Andrew Sullivan delivers Critical (race) theory a gut punch with this well written and well thought out piece. Read the whole thing. There is much to agree with here. I'll focus on the following:
The genius of liberalism in unleashing human freedom and the human mind changed us more in centuries than we had changed in hundreds of millennia. And at its core, there is the model of the single, interchangeable, equal citizen, using reason to deliberate the common good with fellow citizens. No ultimate authority; just inquiry and provisional truth. No final answer: an endless conversation. No single power, but many in competition.
In this open-ended conversation, all can participate, conservatives and liberals, and will have successes and failures in their turn. What matters, both conservatives and liberals agree, is not the end result, but the liberal democratic, open-ended means. That shift — from specifying a single end to insisting only on playing by the rules — is the key origin of modern freedom.
My central problem with critical theory is that it takes precise aim at these very core principles and rejects them. By rejecting them, in the otherwise noble cause of helping the marginalized, it is a very seductive and potent threat to liberal civilization.
A.S. goes on to explain how CRT proponents cast free expression as a white construct which furthers oppression and racism. Why? Because the system was built by white westerners who do not have the lived experience of marginalized people
I'm always on the lookout for what the end game is for the CRT proponent. A.S. doesn't provide that either. Maybe they don't have one. A.S. does describe what he sees as the consequence of CRT whether intended or not:
I’m sorry but this matters. It’s not the only thing that matters right now, I know. But if we remove the corner-stone of liberal democracy — the concept of a free, interchangeable citizen using reason to deliberate the common good with her fellow citizens, regardless of any identity — then it is only a matter of time before it falls. This does not mean ignoring or overlooking the real struggles that African-Americans in particular have endured and continue to endure. It is to insist that we can do better — within a self-correcting, open liberal system — without surrendering to tribalism, race obsessiveness, or utopian attempts to force racial justice which violate the core guardrails against tyranny we rely upon for the survival of liberal democracy.

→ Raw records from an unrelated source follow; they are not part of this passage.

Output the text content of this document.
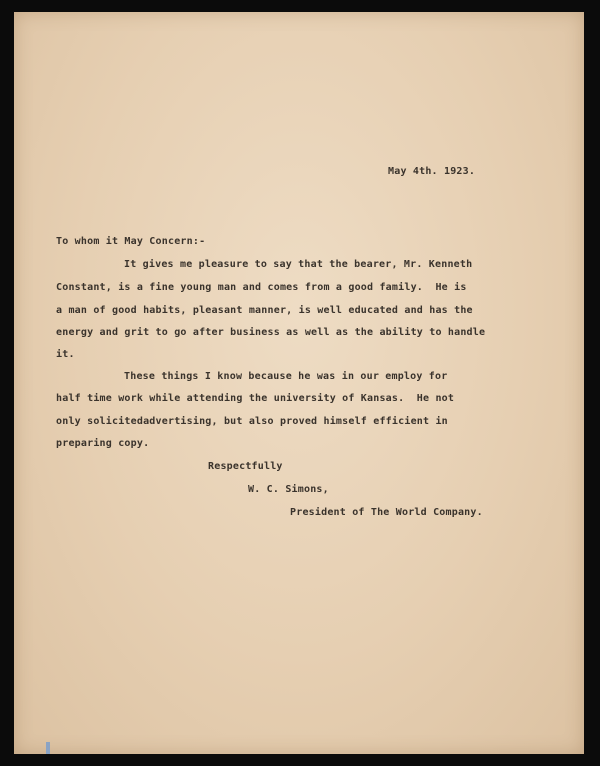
May 4th. 1923.

To whom it May Concern:-

It gives me pleasure to say that the bearer, Mr. Kenneth

Constant, is a fine young man and comes from a good family.  He is

a man of good habits, pleasant manner, is well educated and has the

energy and grit to go after business as well as the ability to handle

it.

These things I know because he was in our employ for

half time work while attending the university of Kansas.  He not

only solicitedadvertising, but also proved himself efficient in

preparing copy.

Respectfully

W. C. Simons,

President of The World Company.
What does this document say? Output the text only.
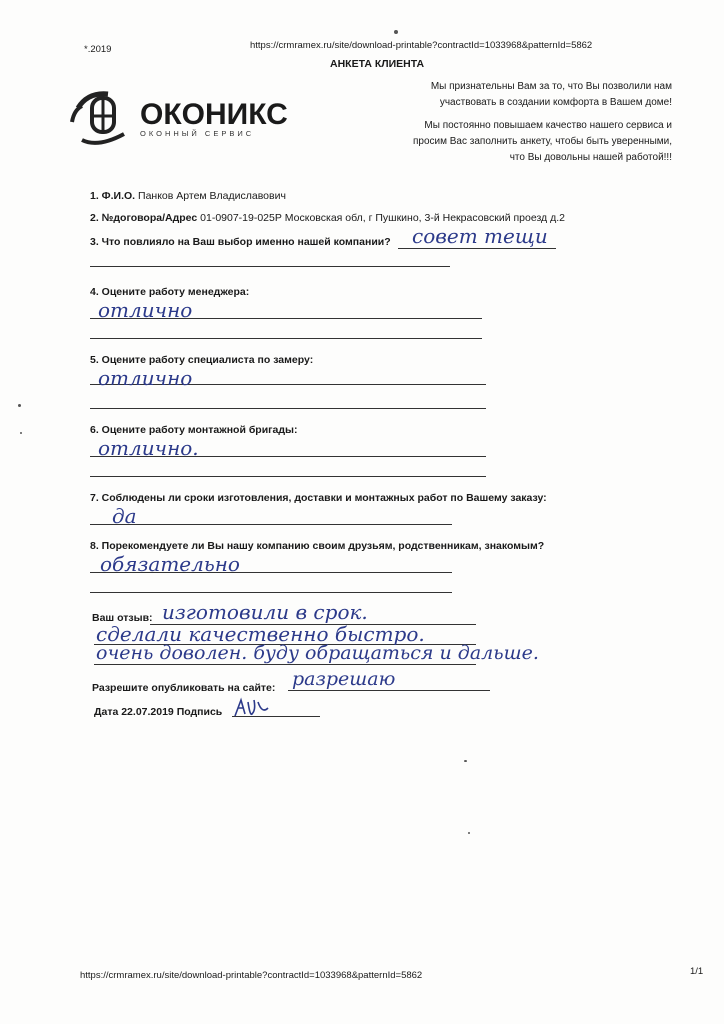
*.2019	https://crmramex.ru/site/download-printable?contractId=1033968&patternId=5862
АНКЕТА КЛИЕНТА
ОКОНИКС
ОКОННЫЙ СЕРВИС
Мы признательны Вам за то, что Вы позволили нам
участвовать в создании комфорта в Вашем доме!
Мы постоянно повышаем качество нашего сервиса и
просим Вас заполнить анкету, чтобы быть уверенными,
что Вы довольны нашей работой!!!
1. Ф.И.О. Панков Артем Владиславович
2. №договора/Адрес 01-0907-19-025Р Московская обл, г Пушкино, 3-й Некрасовский проезд д.2
3. Что повлияло на Ваш выбор именно нашей компании? совет тещи
4. Оцените работу менеджера:
отлично
5. Оцените работу специалиста по замеру:
отлично
6. Оцените работу монтажной бригады:
отлично.
7. Соблюдены ли сроки изготовления, доставки и монтажных работ по Вашему заказу:
да
8. Порекомендуете ли Вы нашу компанию своим друзьям, родственникам, знакомым?
обязательно
Ваш отзыв: изготовили в срок.
сделали качественно быстро.
очень доволен. буду обращаться и дальше.
Разрешите опубликовать на сайте: разрешаю
Дата 22.07.2019 Подпись
https://crmramex.ru/site/download-printable?contractId=1033968&patternId=5862	1/1
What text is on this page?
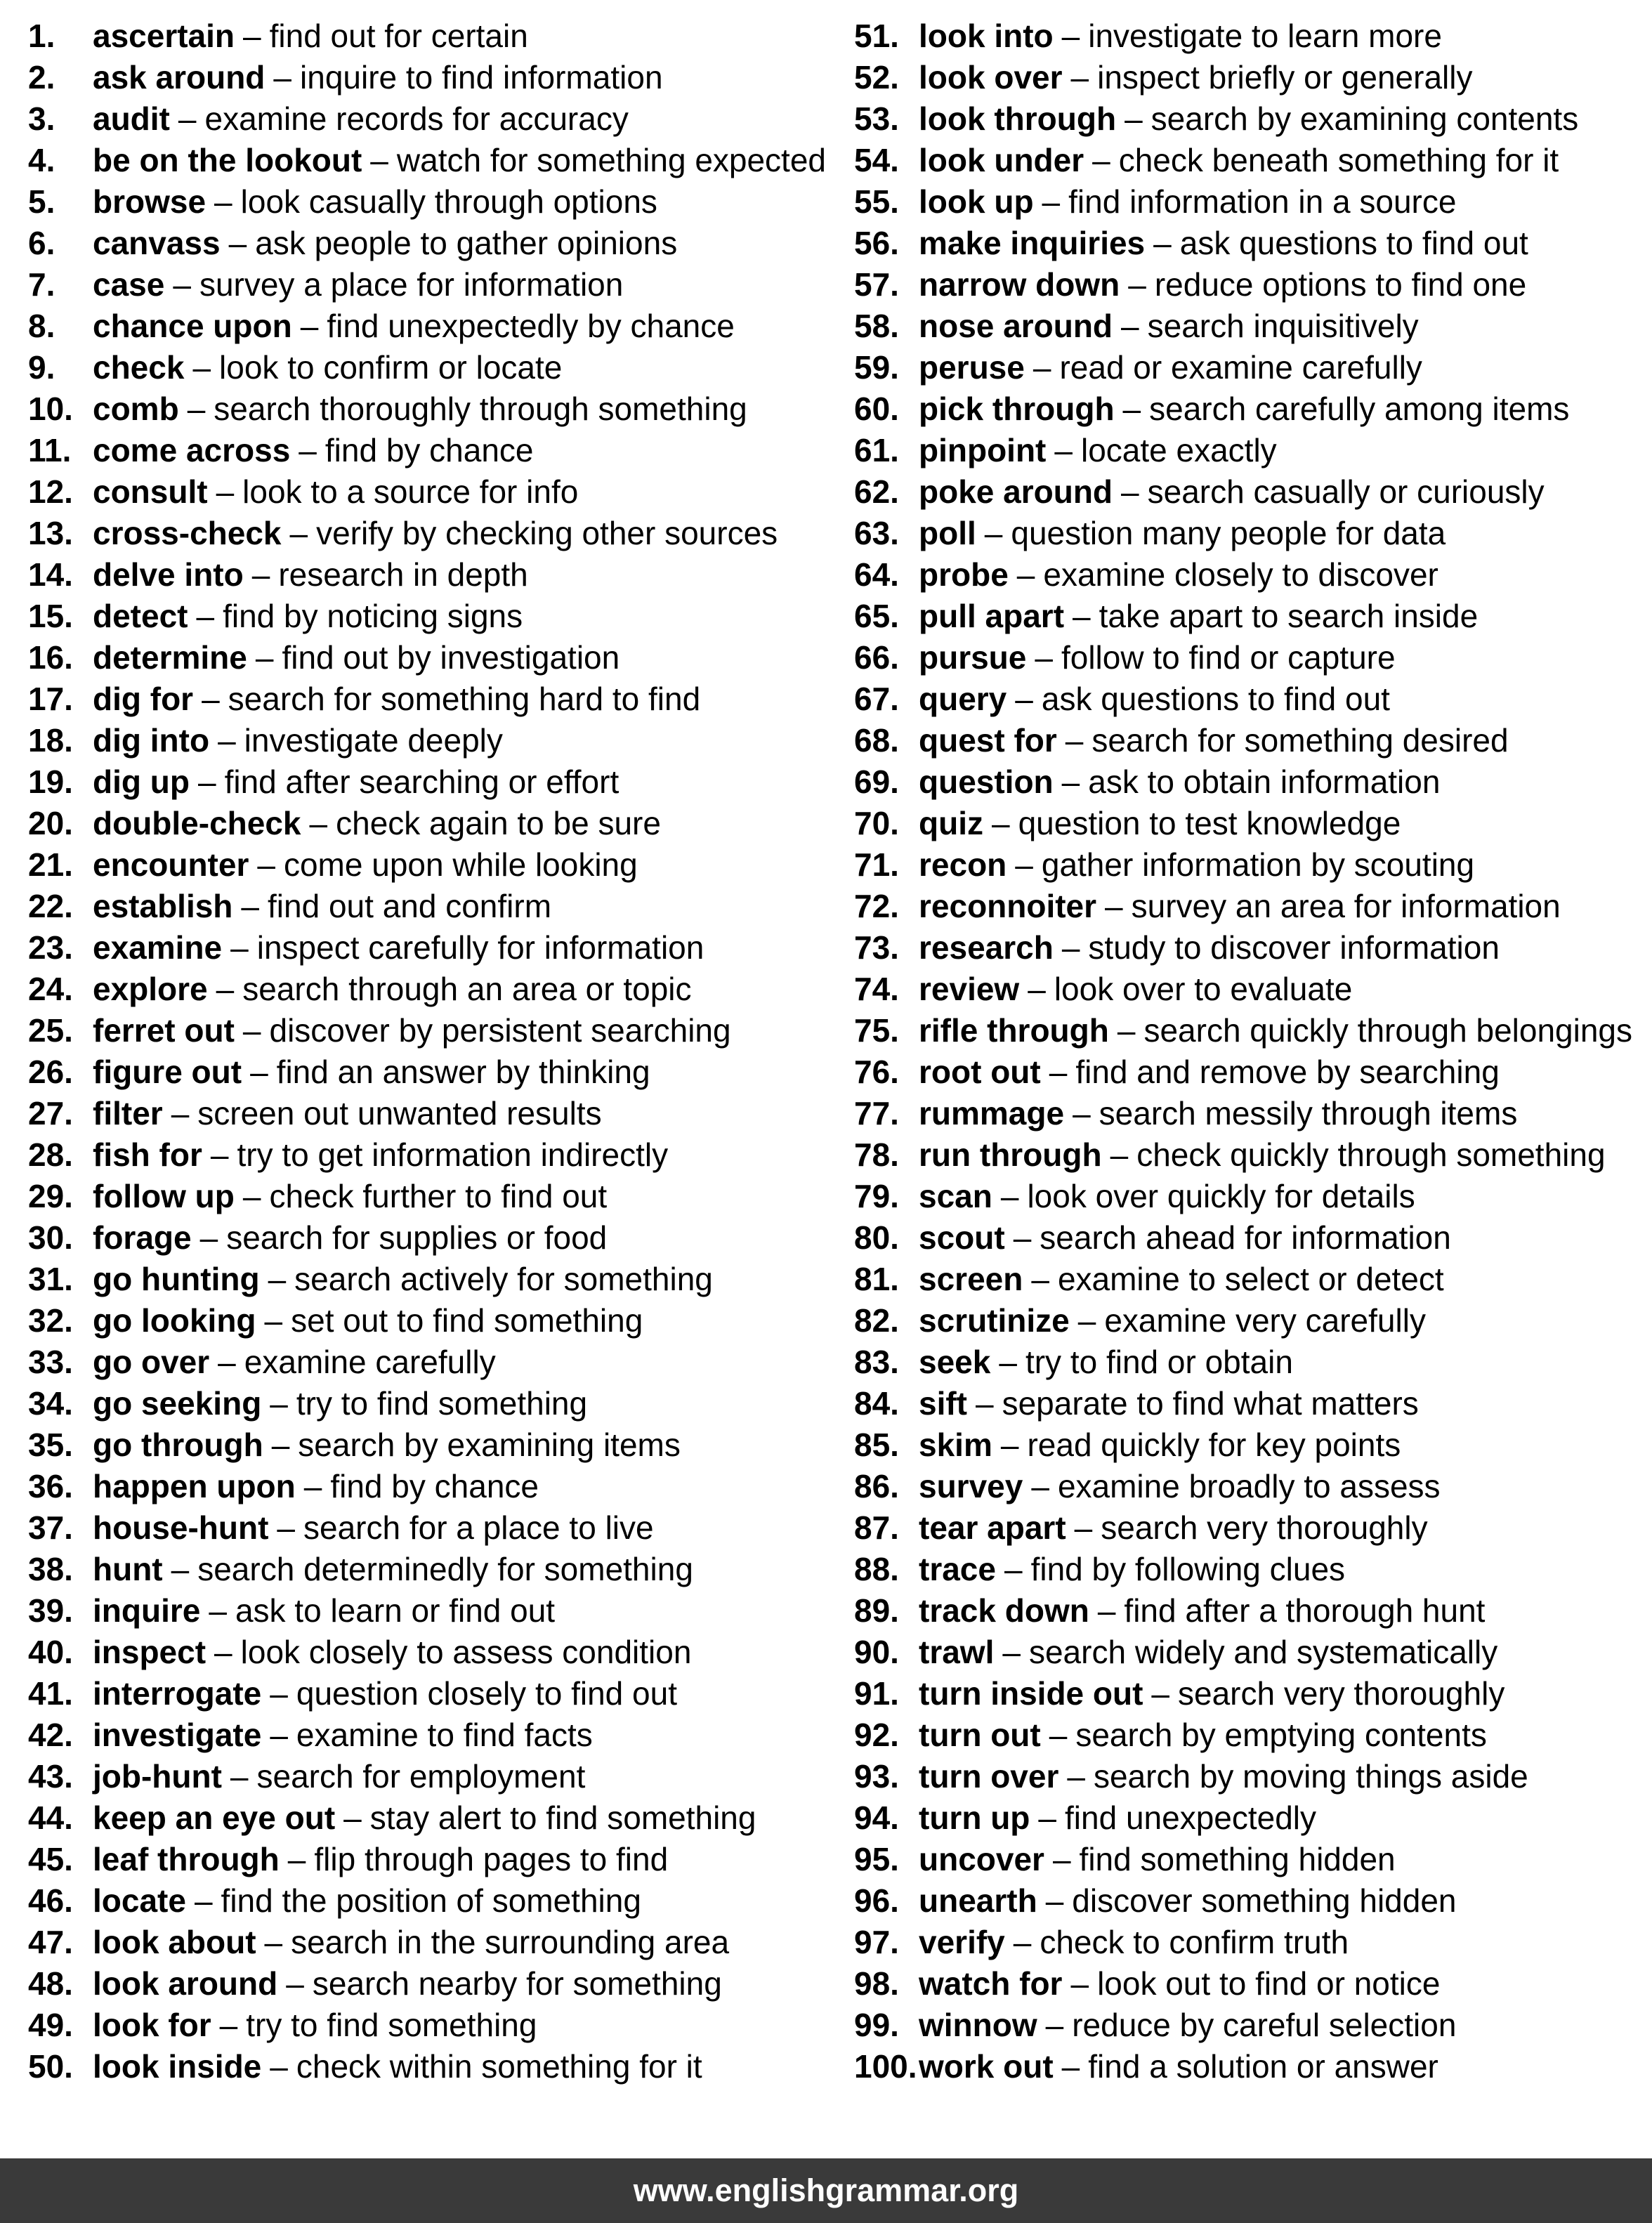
1. ascertain – find out for certain
2. ask around – inquire to find information
3. audit – examine records for accuracy
4. be on the lookout – watch for something expected
5. browse – look casually through options
6. canvass – ask people to gather opinions
7. case – survey a place for information
8. chance upon – find unexpectedly by chance
9. check – look to confirm or locate
10. comb – search thoroughly through something
11. come across – find by chance
12. consult – look to a source for info
13. cross-check – verify by checking other sources
14. delve into – research in depth
15. detect – find by noticing signs
16. determine – find out by investigation
17. dig for – search for something hard to find
18. dig into – investigate deeply
19. dig up – find after searching or effort
20. double-check – check again to be sure
21. encounter – come upon while looking
22. establish – find out and confirm
23. examine – inspect carefully for information
24. explore – search through an area or topic
25. ferret out – discover by persistent searching
26. figure out – find an answer by thinking
27. filter – screen out unwanted results
28. fish for – try to get information indirectly
29. follow up – check further to find out
30. forage – search for supplies or food
31. go hunting – search actively for something
32. go looking – set out to find something
33. go over – examine carefully
34. go seeking – try to find something
35. go through – search by examining items
36. happen upon – find by chance
37. house-hunt – search for a place to live
38. hunt – search determinedly for something
39. inquire – ask to learn or find out
40. inspect – look closely to assess condition
41. interrogate – question closely to find out
42. investigate – examine to find facts
43. job-hunt – search for employment
44. keep an eye out – stay alert to find something
45. leaf through – flip through pages to find
46. locate – find the position of something
47. look about – search in the surrounding area
48. look around – search nearby for something
49. look for – try to find something
50. look inside – check within something for it
51. look into – investigate to learn more
52. look over – inspect briefly or generally
53. look through – search by examining contents
54. look under – check beneath something for it
55. look up – find information in a source
56. make inquiries – ask questions to find out
57. narrow down – reduce options to find one
58. nose around – search inquisitively
59. peruse – read or examine carefully
60. pick through – search carefully among items
61. pinpoint – locate exactly
62. poke around – search casually or curiously
63. poll – question many people for data
64. probe – examine closely to discover
65. pull apart – take apart to search inside
66. pursue – follow to find or capture
67. query – ask questions to find out
68. quest for – search for something desired
69. question – ask to obtain information
70. quiz – question to test knowledge
71. recon – gather information by scouting
72. reconnoiter – survey an area for information
73. research – study to discover information
74. review – look over to evaluate
75. rifle through – search quickly through belongings
76. root out – find and remove by searching
77. rummage – search messily through items
78. run through – check quickly through something
79. scan – look over quickly for details
80. scout – search ahead for information
81. screen – examine to select or detect
82. scrutinize – examine very carefully
83. seek – try to find or obtain
84. sift – separate to find what matters
85. skim – read quickly for key points
86. survey – examine broadly to assess
87. tear apart – search very thoroughly
88. trace – find by following clues
89. track down – find after a thorough hunt
90. trawl – search widely and systematically
91. turn inside out – search very thoroughly
92. turn out – search by emptying contents
93. turn over – search by moving things aside
94. turn up – find unexpectedly
95. uncover – find something hidden
96. unearth – discover something hidden
97. verify – check to confirm truth
98. watch for – look out to find or notice
99. winnow – reduce by careful selection
100.work out – find a solution or answer
www.englishgrammar.org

I cannot be a stronger proponent of free expression and the benefits of free exchange of ideas. I further believe that the old saw about the life-span of empires or countries will be rendered irrelevant so long as the country or empire in question maintains in perpetuity the free exchange of ideas. A.S. nails it with his observations that our system requires endless conversations from a robust variety of sources. There is no final answer. There is no right answer. There is no settled science.. There is only a continual and ongoing conversation with free exchange of ideas.
This is why I am concerned about what I have seen in just the last few months. Government, business, media, education, entertainment, sports, and more are coalescing around set of ideas that many not only disagree with, but are prohibited through threats of reprisals of various kinds from even speaking about. The examples are many and A.S. mentions a few of them. We cannot go down that road hope to survive.
Finally, I love Sullivan's punch at the phrase "being on the right side of history". I thought that was a crock from the very first time I heard it--from you know who. Claiming that your position is the right side of history and somebody else's isn't, is simply an arrogant and smug way of saying "you are full of shit". I prefer the latter. It's much easier to understand.